Wong Kok Keong, 55, who sells pantry staples in Kepong, said while imported onions and garlic remain stable, locally grown ginger from Cameron Highlands has risen by RM2 per kg in a week.
“Two weeks ago, I bought ginger for RM16 per kg but the price went up to RM18 per kg last week.
“The supplier said he increased the price as transport cost have gone up because of higher diesel prices,” Wong said.
A week after Hari Raya Aidilfitri 2026, vegetable seller Romlah Nasir (right) said she has been selling off the stock that was supplied to her before the festive holiday. — Picture by Firdaus Latif
Diesel prices in peninsular Malaysia rose to RM5.52 per litre on March 25, marking the third sharp increase since March 11.
Fertiliser shock
At the core of the expected price hikes is a surge in fertiliser costs driven by global supply disruptions.
Nearly one-third of fertilisers are shipped through the Strait of Hormuz, a key trade chokepoint along the coasts of Iran, Oman and the United Arab Emirates.
Ongoing conflict in the region has disrupted shipping flows, tightening global supply.
The Middle East is also a major producer of urea and other fertilisers due to its abundant natural gas, but the war has forced some plants to shut, worsening shortages.
Federation of Vegetable Farmers Association secretary Tan Chee Kiong said fertiliser prices are expected to rise from RM3,800 per tonne to RM4,100 per tonne in April.
Tan said Malaysian farmers rely heavily on imported fertilisers manufactured in Germany, particularly NPK 15-15-15 and NPK 16-16-16 blends used to grow leafy vegetables such as cabbage.
“These fertilisers are usually used together with the nitrogen-rich urea to promote larger leaves and make leafy vegetables heavier.
“But, many farmers have stopped using urea since the Russia-Ukraine war began in 2022 and only depend on the NPK fertilisers now,” Tan explained.
He said this is because local manufacturers prefer exporting urea to meet global demand, leaving limited supply for domestic use.
Russia controls 16 per cent of global urea exports, according to the World Bank, but attacks on its production facilities have further tightened supply.

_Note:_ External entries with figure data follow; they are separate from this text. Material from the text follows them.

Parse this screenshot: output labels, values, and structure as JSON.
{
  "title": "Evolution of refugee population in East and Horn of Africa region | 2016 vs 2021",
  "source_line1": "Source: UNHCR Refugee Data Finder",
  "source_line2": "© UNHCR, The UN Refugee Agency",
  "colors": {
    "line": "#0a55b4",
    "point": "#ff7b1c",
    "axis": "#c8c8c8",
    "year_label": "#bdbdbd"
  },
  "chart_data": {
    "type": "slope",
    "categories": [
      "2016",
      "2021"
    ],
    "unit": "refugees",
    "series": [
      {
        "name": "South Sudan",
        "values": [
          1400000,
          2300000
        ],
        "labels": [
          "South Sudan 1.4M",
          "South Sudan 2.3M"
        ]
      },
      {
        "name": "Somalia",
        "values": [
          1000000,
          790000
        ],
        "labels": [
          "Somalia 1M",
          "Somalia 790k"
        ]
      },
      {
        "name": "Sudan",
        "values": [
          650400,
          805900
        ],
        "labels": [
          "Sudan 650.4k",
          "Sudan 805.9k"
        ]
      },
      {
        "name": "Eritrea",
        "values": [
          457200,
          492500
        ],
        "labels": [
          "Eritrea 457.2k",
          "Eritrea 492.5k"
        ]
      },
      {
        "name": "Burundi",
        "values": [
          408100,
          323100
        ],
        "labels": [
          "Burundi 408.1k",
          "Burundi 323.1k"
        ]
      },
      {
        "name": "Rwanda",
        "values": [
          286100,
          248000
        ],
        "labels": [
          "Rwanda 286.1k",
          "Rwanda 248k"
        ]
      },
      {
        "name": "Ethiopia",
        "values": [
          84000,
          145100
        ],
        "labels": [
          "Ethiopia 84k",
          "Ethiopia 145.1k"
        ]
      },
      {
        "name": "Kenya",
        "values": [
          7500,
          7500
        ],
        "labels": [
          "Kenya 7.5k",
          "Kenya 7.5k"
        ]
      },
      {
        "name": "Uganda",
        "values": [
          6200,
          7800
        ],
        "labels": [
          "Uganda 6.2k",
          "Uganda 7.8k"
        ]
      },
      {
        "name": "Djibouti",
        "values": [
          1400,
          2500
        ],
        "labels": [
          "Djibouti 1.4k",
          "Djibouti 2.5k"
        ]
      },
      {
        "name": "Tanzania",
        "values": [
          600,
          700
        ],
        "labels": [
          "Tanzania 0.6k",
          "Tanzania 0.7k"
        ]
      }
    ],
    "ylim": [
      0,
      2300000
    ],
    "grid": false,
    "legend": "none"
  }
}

Small trader Wong Kok Keong, 55, said the price of ginger grown in Cameron Highlands has jumped from RM16 to RM18 per kg in just a week compared to imports from China. — Picture by Dhesegaan Bala Krishnan
While some farmers have turned to Chinese urea, that option is narrowing as China – Malaysia’s second-largest fertiliser supplier – restricts exports.
If the situation persists, Tan warned that farmers may cut back on vegetable cultivation and switch to fruits or cash crops such as palm oil to manage rising costs.
Packaging costs rising too
Higher fuel prices are also expected to drive up packaging costs for fresh produce.
Petroleum-based plastics such as polyethylene and polypropylene are widely used in vegetable packaging.
Tan said farmers are bracing for a 30 per cent increase in packaging costs – another factor likely to push prices higher for consumers.